Thousands of years ago, our ancestors gave up foraging for food and took up farming, one of the most important and debated decisions in history.
Was farming more efficient than foraging? Did the easily hunted animals die out? Did the environment change?
A new study by Samuel Bowles of the Santa Fe Institute in New Mexico argues that early farming was not more productive than foraging, but people took it up for social and demographic reasons.
In Monday's edition of Proceedings of the National Academy of Sciences, Bowles analyzed what it would take to farm under primitive conditions. He concluded farming produced only about three-fifths of the food gained from foraging.
But, Bowles notes, farming became the most common way of living between 10,000 and 5,000 years ago because of its contribution to population growth and military power.
Without the need for constant movement, child-rearing would have been easier and safer, leading to a population increase, Bowles said. And since stored grain might be looted, farmer communities could have banded together for defense and would have eventually pushed out neighboring foragers, he suggests.
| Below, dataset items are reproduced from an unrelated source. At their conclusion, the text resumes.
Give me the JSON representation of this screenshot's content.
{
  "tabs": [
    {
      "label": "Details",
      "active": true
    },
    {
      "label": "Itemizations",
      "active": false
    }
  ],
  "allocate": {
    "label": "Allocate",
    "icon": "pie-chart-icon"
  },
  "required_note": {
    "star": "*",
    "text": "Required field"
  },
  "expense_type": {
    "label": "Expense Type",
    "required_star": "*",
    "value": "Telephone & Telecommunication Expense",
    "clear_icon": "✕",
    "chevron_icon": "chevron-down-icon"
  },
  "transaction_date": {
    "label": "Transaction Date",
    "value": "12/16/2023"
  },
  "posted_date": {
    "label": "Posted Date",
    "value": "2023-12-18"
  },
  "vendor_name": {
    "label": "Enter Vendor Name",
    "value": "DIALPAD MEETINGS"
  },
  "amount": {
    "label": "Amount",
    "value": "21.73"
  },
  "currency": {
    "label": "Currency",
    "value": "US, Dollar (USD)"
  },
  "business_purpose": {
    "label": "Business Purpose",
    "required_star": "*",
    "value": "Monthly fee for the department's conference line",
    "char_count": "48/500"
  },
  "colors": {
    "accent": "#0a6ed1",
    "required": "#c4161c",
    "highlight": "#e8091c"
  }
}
Brian Fagan, a professor emeritus of archaeology at the University of California, Santa Barbara, called Bowles' ideas "provocative and fascinating."
It had been suspected that the earliest farming was not necessarily more productive, said Fagan, who was not part of the research.
"What he does is to draw attention to the social and demographic factors that contributed so importantly to the spread of farming," Fagan said. "This is a useful contribution to a debate about agricultural origins that has been under way for generations."